A sacred space, a sanctuary, is simply a place in which you can feel comfort and peace. It can be a room in your home if you have ample space. It can be a favorite chair with a cozy blanket and a book or magazine. It can be a spot outdoors in which you can relax for a bit and take in the fresh air while you ponder your thoughts.
What matters most in all of this is that the ritual or space works for you. It doesn’t have to look like anyone else’s. Your objective here is to intentionally create space for yourself in all aspects: physical, mental, emotional, and spiritual. In this context spiritual does not equal any specific religious practice; rather, it’s whatever feeds your soul.
So how do you create a ritual? What works? Short answer: anything that helps you take pause. I have enacted rituals around making morning coffee, heading out on my (almost) daily walk, getting creative, even showering. Here are a few simple steps to help you get started:
- Set your intention. By this I mean, decide that this is going to be about consciously slowing down and focusing on your present activity. Take the time you need to sink into what you’re doing, as though you’re doing it for the person you love most in the world.
- Keep it simple. If your ritual feels like it’s too cumbersome or convoluted, then it is. The idea is not to challenge yourself, but rather to allow yourself to find a gentle and comforting rhythm in the action you’ve chosen. Familiarity with the task is helpful in this case as it allows you to act without overthinking.

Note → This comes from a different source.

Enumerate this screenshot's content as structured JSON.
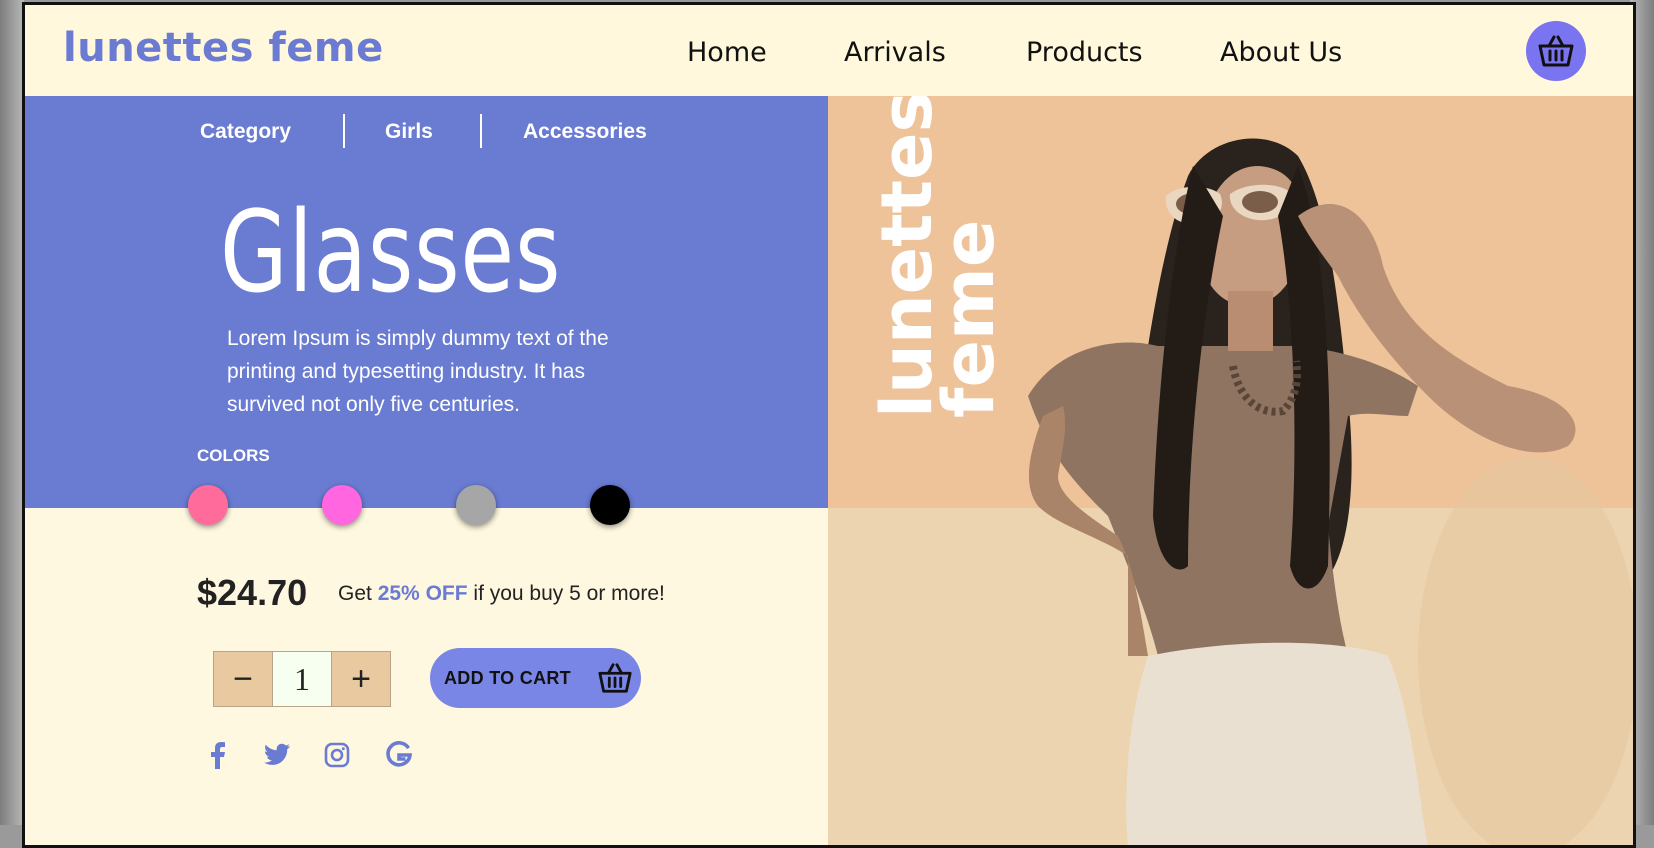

- When you are doing the action, allow yourself to see through it and past it so you can tap into gratitude behind it. Here’s an example of what I mean: when I make morning coffee during the week, I use a French press. My sequence is always the same and nothing magic – fill and heat the kettle, put grounds into the press, pour boiling water in and stir, wait five minutes, push the plunger. In that time I could be doing any of a number of other morning tasks such as making lunches, checking email, doing dishes, and so on. Yet I choose instead to start my day with a pause and I use it to offer silent thanks. I thank everyone from my family and friends for being in my life, to the DPW staff who make sure the tap water is safe, to the farmers who grew the coffee beans and sugar cane and raised the cows who made the cream, to the people who designed and made the press, the kettle, the stove, my mug … are you getting the idea? I can go down this gratitude rabbit hole as little or as far as I choose. What matters is that I choose to take the pause and see all the actions that have led to me making coffee in that moment. It’s an awe inspiring and humbling acknowledgment that helps me remember to appreciate the small joys that are all around me.

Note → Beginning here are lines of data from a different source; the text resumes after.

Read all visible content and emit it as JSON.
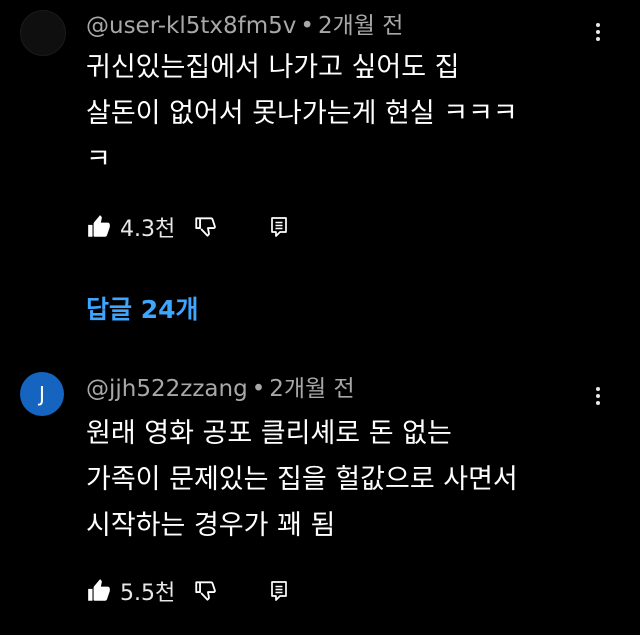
{
  "comments": [
    {
      "avatar_letter": "",
      "avatar_color": "#0f0f0f",
      "username": "@user-kl5tx8fm5v",
      "separator": "•",
      "time": "2개월 전",
      "lines": [
        "귀신있는집에서 나가고 싶어도 집",
        "살돈이 없어서 못나가는게 현실 ㅋㅋㅋ",
        "ㅋ"
      ],
      "likes": "4.3천"
    },
    {
      "avatar_letter": "J",
      "avatar_color": "#1565c0",
      "username": "@jjh522zzang",
      "separator": "•",
      "time": "2개월 전",
      "lines": [
        "원래 영화 공포 클리셰로 돈 없는",
        "가족이 문제있는 집을 헐값으로 사면서",
        "시작하는 경우가 꽤 됨"
      ],
      "likes": "5.5천"
    }
  ],
  "replies_label": "답글 24개",
  "colors": {
    "background": "#000000",
    "accent": "#3ea6ff",
    "meta_text": "#a8a8a8"
  },
  "icons": [
    "thumb-up-icon",
    "thumb-down-icon",
    "reply-icon",
    "more-vert-icon"
  ]
}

And what about a sacred space? Again, that only needs to work for you. It doesn’t have to look like anyone else’s. You can pore over suggestions on internet sites or flip through interior design magazines, sure. However, in order to make it truly yours, try this instead: take a few minutes to sit with your eyes closed and listen. Ask yourself what you need a sacred space to be. Give yourself the time to picture it and include any details you want, and then do your best to make that real. It doesn’t have to be exact, only as close as you feel it can be – you’ll know when you see it because it will suddenly feel like a spot that has been waiting for you all this time. You’ll realize that this is where you can take a few minutes whenever you need to reset and reclaim yourself, and it will feel like coming home.
tell me, Joy Warrior, what’s one ritual that you can begin to practice? Tell me about your sacred space? What simple action can you take to nurture yourself and listen to the voice of your soul?